Journalist Ursula Halligan has spoken of her decision to reveal she is gay and said she hopes her story will help anyone struggling to come to terms with their sexuality.
In an article in The Irish Times, the TV3 Political Editor published an extract from her diary, written when she was 17, in which she describes her reaction to falling in love with a girl.
"There have been times when I have even thought about death, of escaping from this world, of sleeping untouched by no-one forever."
Speaking to Anton Savage on Today FM, Ms Halligan said her reaction at the time was one of horror because in 1970s Ireland being gay was not talked about and when it was it was as jeering and jokes.
She said she had "these lovely feelings, but I knew I couldn't express them or give a hint, so I repressed it and I thought to myself I don’t want to be gay, I want to be normal".
She spoke of the pressure to conform at 17 and said she felt like the "only freak in the world" and of being "very lost and desolate and alone".
Ms Halligan said she felt the only way she could survive was to lock that side of her away, "I wanted to be normal".
She said before the referendum she believed she was resigned to "going to my grave with this secret" and of how there must be others who have done that and "lived incomplete lives".
She said she had no notion of going public, but being surrounded by the debate over the same-sex marriage referendum "forced her to confront the issue head-on".
She had planned to go public two weeks ago, but put it on hold following the sudden death of her brother Aidan.
Ms Halligan said that following his death she was back at work and "I looked again at what I had written and wondered was it too late".
She said another brother sent her a text which included a favourite quote from Aidan, Martin Luther King’s "Our lives begin to end the day we become silent about the things that matter", and had such a "visceral reaction" to it that she could not remain silent.
She said if it helps even one 17-year-old girl or boy to cope with any anxiety they are feeling about their sexuality, "then I had to tell the truth".

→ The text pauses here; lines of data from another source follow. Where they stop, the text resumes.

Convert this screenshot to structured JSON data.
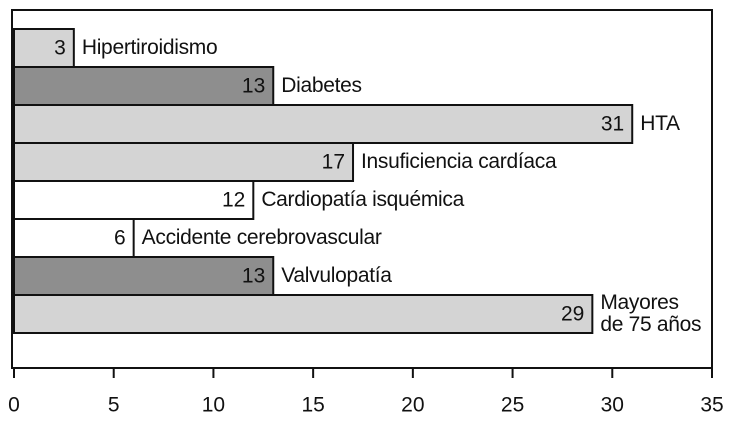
{
  "chart_data": {
    "type": "bar",
    "orientation": "horizontal",
    "categories": [
      "Hipertiroidismo",
      "Diabetes",
      "HTA",
      "Insuficiencia cardíaca",
      "Cardiopatía isquémica",
      "Accidente cerebrovascular",
      "Valvulopatía",
      "Mayores\nde 75 años"
    ],
    "values": [
      3,
      13,
      31,
      17,
      12,
      6,
      13,
      29
    ],
    "colors": [
      "#d4d4d4",
      "#8e8e8e",
      "#d4d4d4",
      "#d4d4d4",
      "#ffffff",
      "#ffffff",
      "#8e8e8e",
      "#d4d4d4"
    ],
    "xlim": [
      0,
      35
    ],
    "xticks": [
      0,
      5,
      10,
      15,
      20,
      25,
      30,
      35
    ]
  }
}
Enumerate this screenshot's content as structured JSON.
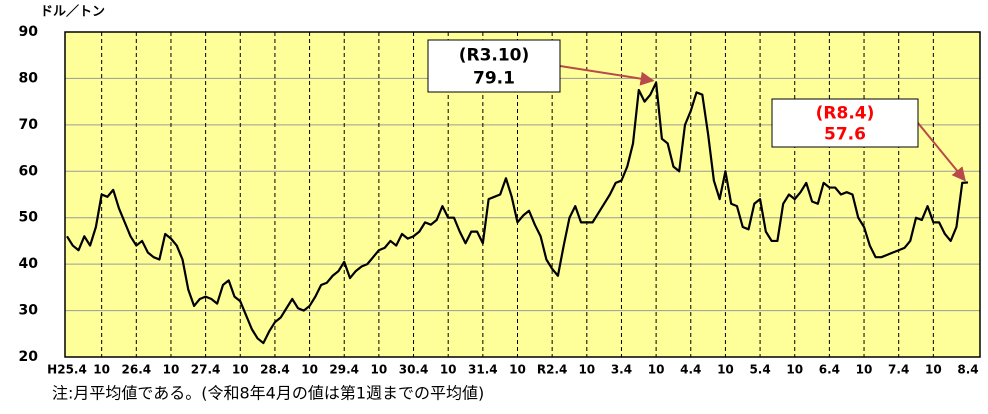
{
  "chart_data": {
    "type": "line",
    "y_axis_label": "ドル／トン",
    "note": "注:月平均値である。(令和8年4月の値は第1週までの平均値)",
    "categories": [
      "H25.4",
      null,
      null,
      null,
      null,
      null,
      "10",
      null,
      null,
      null,
      null,
      null,
      "26.4",
      null,
      null,
      null,
      null,
      null,
      "10",
      null,
      null,
      null,
      null,
      null,
      "27.4",
      null,
      null,
      null,
      null,
      null,
      "10",
      null,
      null,
      null,
      null,
      null,
      "28.4",
      null,
      null,
      null,
      null,
      null,
      "10",
      null,
      null,
      null,
      null,
      null,
      "29.4",
      null,
      null,
      null,
      null,
      null,
      "10",
      null,
      null,
      null,
      null,
      null,
      "30.4",
      null,
      null,
      null,
      null,
      null,
      "10",
      null,
      null,
      null,
      null,
      null,
      "31.4",
      null,
      null,
      null,
      null,
      null,
      "10",
      null,
      null,
      null,
      null,
      null,
      "R2.4",
      null,
      null,
      null,
      null,
      null,
      "10",
      null,
      null,
      null,
      null,
      null,
      "3.4",
      null,
      null,
      null,
      null,
      null,
      "10",
      null,
      null,
      null,
      null,
      null,
      "4.4",
      null,
      null,
      null,
      null,
      null,
      "10",
      null,
      null,
      null,
      null,
      null,
      "5.4",
      null,
      null,
      null,
      null,
      null,
      "10",
      null,
      null,
      null,
      null,
      null,
      "6.4",
      null,
      null,
      null,
      null,
      null,
      "10",
      null,
      null,
      null,
      null,
      null,
      "7.4",
      null,
      null,
      null,
      null,
      null,
      "10",
      null,
      null,
      null,
      null,
      null,
      "8.4"
    ],
    "series": [
      {
        "name": null,
        "color": "#000000",
        "values": [
          46,
          44,
          43,
          46,
          44,
          48,
          55,
          54.5,
          56,
          52,
          49,
          46,
          44,
          45,
          42.5,
          41.5,
          41,
          46.5,
          45.5,
          44,
          41,
          34.5,
          31,
          32.5,
          33,
          32.5,
          31.5,
          35.5,
          36.5,
          33,
          32,
          29,
          26,
          24,
          23,
          25.5,
          27.5,
          28.5,
          30.5,
          32.5,
          30.5,
          30,
          31,
          33,
          35.5,
          36,
          37.5,
          38.5,
          40.5,
          37,
          38.5,
          39.5,
          40,
          41.5,
          43,
          43.5,
          45,
          44,
          46.5,
          45.5,
          46,
          47,
          49,
          48.5,
          49.5,
          52.5,
          50,
          50,
          47,
          44.5,
          47,
          47,
          44.5,
          54,
          54.5,
          55,
          58.5,
          54.5,
          49,
          50.5,
          51.5,
          48.5,
          46,
          41,
          39,
          37.5,
          44,
          50,
          52.5,
          49,
          49,
          49,
          51,
          53,
          55,
          57.5,
          58,
          61,
          66,
          77.5,
          75,
          76.5,
          79.1,
          67,
          66,
          61,
          60,
          70,
          73,
          77,
          76.5,
          68,
          58,
          54,
          60,
          53,
          52.5,
          48,
          47.5,
          53,
          54,
          47,
          45,
          45,
          53,
          55,
          54,
          55.5,
          57.5,
          53.5,
          53,
          57.5,
          56.5,
          56.5,
          55,
          55.5,
          55,
          50,
          48,
          44,
          41.5,
          41.5,
          42,
          42.5,
          43,
          43.5,
          45,
          50,
          49.5,
          52.5,
          49,
          49,
          46.5,
          45,
          48,
          57.5,
          57.6
        ]
      }
    ],
    "ylim": [
      20,
      90
    ],
    "yticks": [
      20,
      30,
      40,
      50,
      60,
      70,
      80,
      90
    ],
    "grid": true,
    "plot_background": "#ffff99",
    "annotations": [
      {
        "label": "(R3.10)",
        "value_label": "79.1",
        "color": "#000000"
      },
      {
        "label": "(R8.4)",
        "value_label": "57.6",
        "color": "#ff0000"
      }
    ]
  }
}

Ms Halligan said her family have been wonderful and that her mother has been "four-square" behind, but said every person and situation is different.
She said there are young people going through hell and urged parents to talk to their children.
"We are facts of nature, we are not freaks of nature", she said.
She also said her reasons for stepping aside from coverage of the referendum was to protect TV3’s impartiality and said the station had been wonderful in its support.
In a statement, TV3 said it agreed with her decision.
"Ursula wishes to publicly endorse a Yes vote in the referendum which could breach the referendum guideline as it 'may have the potential to undermine the perceived impartiality of [TV3's] coverage'.
"TV3 offered Ursula Halligan the opportunity to continue to cover the referendum by not endorsing either side.
"TV3 respects Ursula's personal wishes regarding this issue and her desire to publicly state her views. Ursula will continue to cover all other political issues for TV3."
Ms Halligan said she is calling for a Yes vote in the referendum because gay people are equal and her love is as deep and sincere as the love of a heterosexual person.